Previous Entry  Add to memories!  Tell a Friend!  Next Entry
Current mood:Caffeinated
Entry tags:baristas: not sga-related, if only he ordered decaffeinated, no questions will be answered, punching customers in the dick

Coffeewank!
This is an example of the wailing and gnashing of teeth that can ensue when you take coffee too seriously. Or, depending on which side you take, what happens when you don't take it seriously enough.

Jeff Simmermon of the And I Am Not Lying blog wanted an iced triple espresso from Murky Coffee in DC. He's informed that it's against Murky's policy to serve iced espresso, and when he orders the espresso and a cup of ice, he's told that "What you’re about to do … that’s really, really Not Okay." Simmermon takes exception to the barista's attitude, posts about it on his blog, and also shows the tip he left at Murky. The comments explode, some taking sides with Simmermon, others with the barista; the blog post ends up  linked on BoingBoing; and the owner of Murky responds with a highly unambiguous "Fuck you, Jeff Simmermon".

Insert joke here about everyone needing to lay off the caffeine.

ETA—Dear Mod What Added Tags To This Entry: I luff you. ♥!



(Read comments) - (Post a new comment)


[info]dez_chan
2008-07-16 05:01 am UTC (link)
Wow.
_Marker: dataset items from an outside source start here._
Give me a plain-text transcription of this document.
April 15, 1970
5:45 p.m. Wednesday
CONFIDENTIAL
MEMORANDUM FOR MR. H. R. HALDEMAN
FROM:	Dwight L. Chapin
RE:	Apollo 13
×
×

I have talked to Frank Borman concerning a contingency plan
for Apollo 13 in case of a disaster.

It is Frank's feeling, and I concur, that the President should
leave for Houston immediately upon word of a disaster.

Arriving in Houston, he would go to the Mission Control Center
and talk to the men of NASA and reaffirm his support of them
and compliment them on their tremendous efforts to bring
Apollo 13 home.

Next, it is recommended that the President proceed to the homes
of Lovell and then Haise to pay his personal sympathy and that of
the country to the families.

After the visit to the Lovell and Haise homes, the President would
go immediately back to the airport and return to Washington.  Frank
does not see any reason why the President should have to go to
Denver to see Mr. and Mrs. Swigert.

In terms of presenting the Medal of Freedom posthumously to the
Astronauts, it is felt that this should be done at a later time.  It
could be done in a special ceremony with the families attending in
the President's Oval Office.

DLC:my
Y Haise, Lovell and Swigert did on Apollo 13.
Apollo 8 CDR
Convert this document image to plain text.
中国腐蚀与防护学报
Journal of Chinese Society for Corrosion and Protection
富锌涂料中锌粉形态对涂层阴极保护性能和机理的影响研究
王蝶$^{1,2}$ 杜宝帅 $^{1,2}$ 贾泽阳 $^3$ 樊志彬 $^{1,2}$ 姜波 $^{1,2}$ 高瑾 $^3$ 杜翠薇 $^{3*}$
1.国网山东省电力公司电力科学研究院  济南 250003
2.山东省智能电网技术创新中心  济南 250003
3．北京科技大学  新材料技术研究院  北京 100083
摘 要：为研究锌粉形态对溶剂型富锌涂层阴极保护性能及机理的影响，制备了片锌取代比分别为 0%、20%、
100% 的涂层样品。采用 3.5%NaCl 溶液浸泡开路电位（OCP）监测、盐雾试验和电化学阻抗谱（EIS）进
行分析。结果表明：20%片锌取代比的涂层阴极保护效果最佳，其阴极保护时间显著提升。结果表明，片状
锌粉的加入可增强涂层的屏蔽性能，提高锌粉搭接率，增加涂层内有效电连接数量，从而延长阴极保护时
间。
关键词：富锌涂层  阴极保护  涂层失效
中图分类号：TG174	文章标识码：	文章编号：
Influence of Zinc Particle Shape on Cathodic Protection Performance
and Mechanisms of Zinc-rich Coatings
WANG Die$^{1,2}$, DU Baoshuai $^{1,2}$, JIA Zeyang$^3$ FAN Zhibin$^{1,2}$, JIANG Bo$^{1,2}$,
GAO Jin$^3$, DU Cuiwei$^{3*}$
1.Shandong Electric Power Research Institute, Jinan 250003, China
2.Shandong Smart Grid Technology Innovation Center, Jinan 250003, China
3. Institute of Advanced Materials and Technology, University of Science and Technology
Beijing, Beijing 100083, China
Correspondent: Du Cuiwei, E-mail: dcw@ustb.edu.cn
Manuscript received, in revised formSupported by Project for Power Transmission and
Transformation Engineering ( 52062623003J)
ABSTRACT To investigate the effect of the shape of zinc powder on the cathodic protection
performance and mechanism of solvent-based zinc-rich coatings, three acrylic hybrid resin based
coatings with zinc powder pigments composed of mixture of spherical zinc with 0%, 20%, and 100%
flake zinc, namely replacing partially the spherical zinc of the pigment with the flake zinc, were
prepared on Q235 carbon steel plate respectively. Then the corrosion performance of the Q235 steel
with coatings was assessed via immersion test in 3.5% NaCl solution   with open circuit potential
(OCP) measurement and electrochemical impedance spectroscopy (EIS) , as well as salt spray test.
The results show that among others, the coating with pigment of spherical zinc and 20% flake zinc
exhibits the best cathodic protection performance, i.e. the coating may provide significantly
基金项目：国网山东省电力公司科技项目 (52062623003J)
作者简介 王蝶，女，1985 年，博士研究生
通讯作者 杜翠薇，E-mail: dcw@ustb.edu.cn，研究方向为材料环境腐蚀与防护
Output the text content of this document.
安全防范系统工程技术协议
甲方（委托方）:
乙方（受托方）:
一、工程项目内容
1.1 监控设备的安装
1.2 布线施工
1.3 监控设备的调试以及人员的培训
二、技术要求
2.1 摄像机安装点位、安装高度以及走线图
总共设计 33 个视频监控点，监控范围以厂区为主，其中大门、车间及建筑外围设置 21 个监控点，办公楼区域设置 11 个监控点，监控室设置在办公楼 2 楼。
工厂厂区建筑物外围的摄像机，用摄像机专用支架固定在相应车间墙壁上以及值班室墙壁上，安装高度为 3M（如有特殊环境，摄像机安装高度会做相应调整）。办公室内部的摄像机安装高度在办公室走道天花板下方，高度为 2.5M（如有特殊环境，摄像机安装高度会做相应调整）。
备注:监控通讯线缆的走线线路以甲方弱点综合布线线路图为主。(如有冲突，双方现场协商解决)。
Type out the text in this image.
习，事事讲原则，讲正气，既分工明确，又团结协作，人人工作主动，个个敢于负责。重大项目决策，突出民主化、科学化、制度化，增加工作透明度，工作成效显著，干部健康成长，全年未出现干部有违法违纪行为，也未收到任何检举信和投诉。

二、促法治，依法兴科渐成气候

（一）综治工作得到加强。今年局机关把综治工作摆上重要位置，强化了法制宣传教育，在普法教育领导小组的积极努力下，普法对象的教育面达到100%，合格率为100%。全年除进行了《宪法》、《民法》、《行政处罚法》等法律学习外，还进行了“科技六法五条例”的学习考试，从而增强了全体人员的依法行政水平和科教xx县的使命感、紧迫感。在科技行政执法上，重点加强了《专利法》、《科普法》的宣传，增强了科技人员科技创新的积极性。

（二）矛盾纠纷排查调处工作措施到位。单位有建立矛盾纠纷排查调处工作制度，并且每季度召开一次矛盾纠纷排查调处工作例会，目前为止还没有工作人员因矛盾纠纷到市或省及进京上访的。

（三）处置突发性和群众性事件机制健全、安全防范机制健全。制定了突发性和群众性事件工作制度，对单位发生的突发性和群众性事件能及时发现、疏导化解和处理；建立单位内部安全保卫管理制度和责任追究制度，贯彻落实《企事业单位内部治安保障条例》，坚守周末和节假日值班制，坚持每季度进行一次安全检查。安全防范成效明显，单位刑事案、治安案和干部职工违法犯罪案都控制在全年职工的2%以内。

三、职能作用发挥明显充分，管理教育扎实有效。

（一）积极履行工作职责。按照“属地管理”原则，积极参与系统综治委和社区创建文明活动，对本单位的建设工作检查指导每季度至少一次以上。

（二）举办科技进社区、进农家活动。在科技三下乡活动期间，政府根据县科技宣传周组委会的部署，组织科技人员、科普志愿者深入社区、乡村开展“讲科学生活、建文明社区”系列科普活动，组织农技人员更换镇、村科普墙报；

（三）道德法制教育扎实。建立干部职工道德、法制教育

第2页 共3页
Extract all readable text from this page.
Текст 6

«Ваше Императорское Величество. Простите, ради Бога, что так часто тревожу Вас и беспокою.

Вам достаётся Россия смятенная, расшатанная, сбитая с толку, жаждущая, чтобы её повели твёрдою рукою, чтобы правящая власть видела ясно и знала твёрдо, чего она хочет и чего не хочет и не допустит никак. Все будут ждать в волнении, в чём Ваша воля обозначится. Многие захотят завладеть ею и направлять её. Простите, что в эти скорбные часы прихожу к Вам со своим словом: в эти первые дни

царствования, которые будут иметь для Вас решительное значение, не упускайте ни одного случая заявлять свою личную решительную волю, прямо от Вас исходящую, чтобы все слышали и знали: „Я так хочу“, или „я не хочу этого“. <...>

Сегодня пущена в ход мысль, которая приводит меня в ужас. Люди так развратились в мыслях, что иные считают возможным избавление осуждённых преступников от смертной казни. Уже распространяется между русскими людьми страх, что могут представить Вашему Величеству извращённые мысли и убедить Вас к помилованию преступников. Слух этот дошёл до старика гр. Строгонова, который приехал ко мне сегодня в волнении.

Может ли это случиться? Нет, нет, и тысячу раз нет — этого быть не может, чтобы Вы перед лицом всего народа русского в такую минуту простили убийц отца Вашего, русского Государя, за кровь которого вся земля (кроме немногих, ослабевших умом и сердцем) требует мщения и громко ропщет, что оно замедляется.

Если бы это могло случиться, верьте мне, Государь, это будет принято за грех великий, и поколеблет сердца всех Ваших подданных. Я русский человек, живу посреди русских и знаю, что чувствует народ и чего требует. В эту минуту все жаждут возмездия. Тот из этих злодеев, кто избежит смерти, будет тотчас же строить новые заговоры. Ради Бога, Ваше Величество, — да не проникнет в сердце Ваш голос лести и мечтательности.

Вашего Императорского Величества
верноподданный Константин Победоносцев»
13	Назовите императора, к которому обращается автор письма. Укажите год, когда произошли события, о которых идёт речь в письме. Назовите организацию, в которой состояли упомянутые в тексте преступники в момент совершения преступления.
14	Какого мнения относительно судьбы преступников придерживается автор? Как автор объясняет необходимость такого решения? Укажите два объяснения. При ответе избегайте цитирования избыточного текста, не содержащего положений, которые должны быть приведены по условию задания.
That's a lot of pretension up in there.

$5 hot cocoa? I assume the question there would be, "What the hell is in your cocoa to make it worth $5?" or perhaps, "Do I get a reach around with that?"

(Reply to this)(Parent)(Thread)


[info]iamnotyourmuse
2008-07-16 05:47 am UTC (link)
I'd bet the actual answer has something to do with the type of cocoa powder or chocolate they're using, but if so? Why not just make a sign? Kind of makes me think there isn't really a good reason. It's five bucks because they say so.

(Reply to this)(Parent)(Thread)


[info]dez_chan
2008-07-16 07:11 am UTC (link)
Are they scared? Is the cocoa really rat poo? I dunno about you, but if a food establishment refuses to answer questions about the product, I assume the worst and I don't buy it. Seriously, is this that complicated?

(Reply to this)(Parent)(Thread)


[info]iamnotyourmuse
2008-07-16 01:11 pm UTC (link)
Exactly. Either there's a good reason it's five dollars or there isn't.

(Reply to this)(Parent)


[info]willywanka
2008-07-16 01:14 pm UTC (link)
I wonder if they'd refuse to answer a question about the contents if someone had food allergies and wanted to make sure they wouldn't react negatively (I don't know what you'd be allergic to if you had a negative physical reaction to hot chocolate, but there could be something).

(Reply to this)(Parent)(Thread)


[info]eldritch
2008-07-16 07:49 pm UTC (link)
Well, I know being lactose intolerant means I always have to ask about dairy-free hot chocolate (say what you will about Starbucks, but they make soymilk hot chocolate when asked). So, really, if they wouldn't answer that question... you'd better believe I'm not buying it.

(Reply to this)(Parent)


[info]bobafeis
2008-07-17 04:58 am UTC (link)
A lot of cocoas are processed with peanuts, or in plants which also process peanuts-items. Peanuts being one of the most common deadly food allergies, they should possibly answer at least some questions about the hot chocolate.

(Reply to this)(Parent)


[info]an_igor
2008-07-16 09:29 am UTC (link)
I was thinking marijuana, but that works, too.

(Reply to this)(Parent)


[info]cmdr_zoom
2008-07-16 07:52 am UTC (link)
Probably it's that they got tired of being asked these things constantly. That's it, we're putting up a sign so we can just point to it from now on.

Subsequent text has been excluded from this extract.